Sylvie Pommier, tout d’abord félicitations ! En quoi consiste exactement votre activité ?

Sylvie Pommier : Je suis professeure des universités. Une partie de mon activité consiste à m’occuper du collège doctoral de l’Université Paris-Saclay, 3 jours sur 5. Le reste du temps, je suis à l'ENS Paris-Saclay pour faire de la recherche et de l’enseignement.

Dans quel domaine de recherche êtes-vous spécialisée ?

S.P. : Mon thème principal de recherche c'est la rupture, les problèmes de fissuration des matériaux par fatigue. La question que l’on se pose, c’est celle de la durabilité. Quand on met un système ou un composant en service, combien de temps peut-il fonctionner ? 

Ce qui est intéressant, c'est que la durabilité dépend d’un ensemble de phénomènes complexes, couplés, dont on doit tenir compte : les chargements qui varient au cours du temps, le vieillissement du matériau, l’environnement thermique ou chimique, etc.

Concrètement, sur quoi portent vos travaux de recherche ?

S.P. :  On essaie de mettre en place des méthodes qui permettent ensuite aux ingénieurs en entreprise d'avoir des outils efficaces pour faire des prédictions de durée de vie en tenant compte de ces phénomènes complexes, ou pour évaluer s'ils peuvent, oui ou non, prolonger la durée de vie d’un système.

Dans quel domaine cela peut-il être utilisé ?

S.P. :  C'est très large ! Mais comme ce genre de méthode reste encore complexe à mettre en œuvre, on ne l'applique que pour des cas où l’on en a vraiment besoin : principalement dans le transport de personnes (train, avion, bateau) ou la production d'énergie, c’est-à-dire des domaines où la défaillance d’un système pourrait avoir de graves conséquences.

Vous avez beaucoup travaillé avec de grands groupes, dont Safran, EDF, AREVA, SNCF etc. Cela a-t-il eu un impact sur votre travail ?

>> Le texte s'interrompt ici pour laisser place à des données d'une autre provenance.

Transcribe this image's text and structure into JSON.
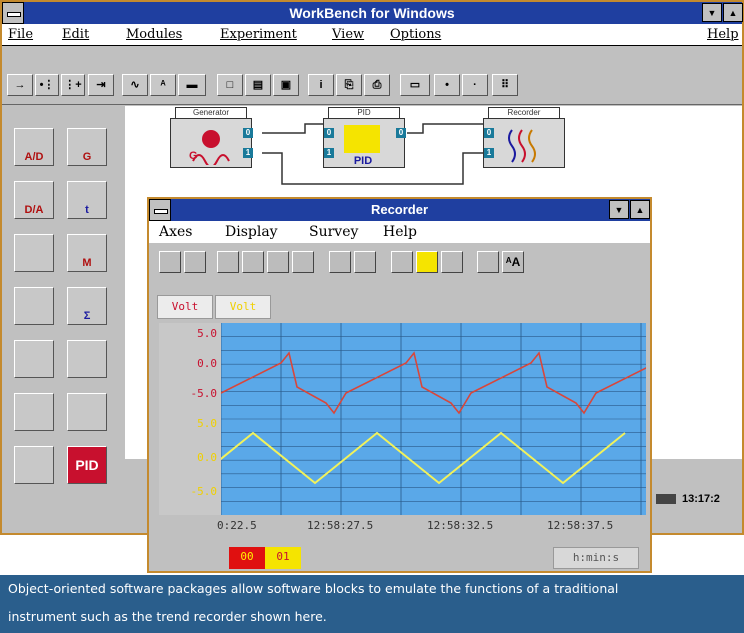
{
  "app": {
    "title": "WorkBench for Windows",
    "menu": [
      "File",
      "Edit",
      "Modules",
      "Experiment",
      "View",
      "Options"
    ],
    "help": "Help",
    "status_time": "13:17:2"
  },
  "palette": {
    "items": [
      {
        "label": "A/D"
      },
      {
        "label": "G"
      },
      {
        "label": "D/A"
      },
      {
        "label": "t"
      },
      {
        "label": ""
      },
      {
        "label": "M"
      },
      {
        "label": ""
      },
      {
        "label": "Σ"
      },
      {
        "label": ""
      },
      {
        "label": ""
      },
      {
        "label": ""
      },
      {
        "label": ""
      },
      {
        "label": ""
      },
      {
        "label": "PID"
      }
    ]
  },
  "diagram": {
    "blocks": [
      {
        "title": "Generator"
      },
      {
        "title": "PID",
        "caption": "PID"
      },
      {
        "title": "Recorder"
      }
    ],
    "port_labels": [
      "0",
      "1"
    ]
  },
  "recorder": {
    "title": "Recorder",
    "menu": [
      "Axes",
      "Display",
      "Survey",
      "Help"
    ],
    "unit_tabs": [
      "Volt",
      "Volt"
    ],
    "chart_data": {
      "type": "line",
      "yticks": [
        "5.0",
        "0.0",
        "-5.0",
        "5.0",
        "0.0",
        "-5.0"
      ],
      "xticks": [
        "0:22.5",
        "12:58:27.5",
        "12:58:32.5",
        "12:58:37.5"
      ],
      "series": [
        {
          "color": "#d9463a",
          "shape": "sawtooth"
        },
        {
          "color": "#f2f25a",
          "shape": "triangle"
        }
      ],
      "background": "#5aa8e8",
      "grid": true
    },
    "legend": [
      "00",
      "01"
    ],
    "time_format": "h:min:s"
  },
  "caption": {
    "line1": "Object-oriented software packages allow software blocks to emulate the functions of a traditional",
    "line2": "instrument such as the trend recorder shown here."
  }
}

S.P. : Dans mon domaine, c'est très courant : on travaille beaucoup avec l'industrie. Tout est très codifié, un peu comme dans le domaine de la pharmacie : avant de pouvoir vendre un avion, il faut d’abord une autorisation de mise en service, avec la réalisation de nombreux tests. Entre l’élaboration en laboratoire de nouvelles méthodes pour la conception et leur utilisation en vue d’une certification dans l’entreprise, de nombreuses étapes de preuve de concept et de validation sont nécessaires et heureusement.
 
Ce prix, il vous a été attribué en raison du caractère innovant de vos recherches ?

S.P. : Très objectivement, nous ne sommes pas si nombreux en France à travailler sur les questions de fatigue. On a fait des choses originales et c’est sans doute ce qui explique ce prix. Après, je connais d'autres personnes de talent qui font également des recherches originales dans le domaine !

Vous êtes la première femme à obtenir cette récompense depuis que le concours existe, c’est-à-dire 1958… 

S.P. : Dans ma section du CNU, il n'y a que 13% de femmes parmi les professeurs des universités. C’est très peu. De plus, c’est un secteur où comparativement à d’autres disciplines, les prix ne sont pas si nombreux. Donc oui, ça me fait plaisir. Ça n'arrive pas souvent !

Vous pensez que plus de femmes pourront obtenir plus de reconnaissance scientifique à l'avenir ?

S.P. : Oui, depuis quelques années, cela va en s’améliorant. Dans les conférences scientifiques par exemple : par le passé, les comités scientifiques étaient composés exclusivement d'hommes. Aujourd’hui, il y a presque systématiquement des femmes. Donc cela évolue positivement, même si le réveil est tardif. J’espère bien que l’on ne va pas s'arrêter en si bon chemin !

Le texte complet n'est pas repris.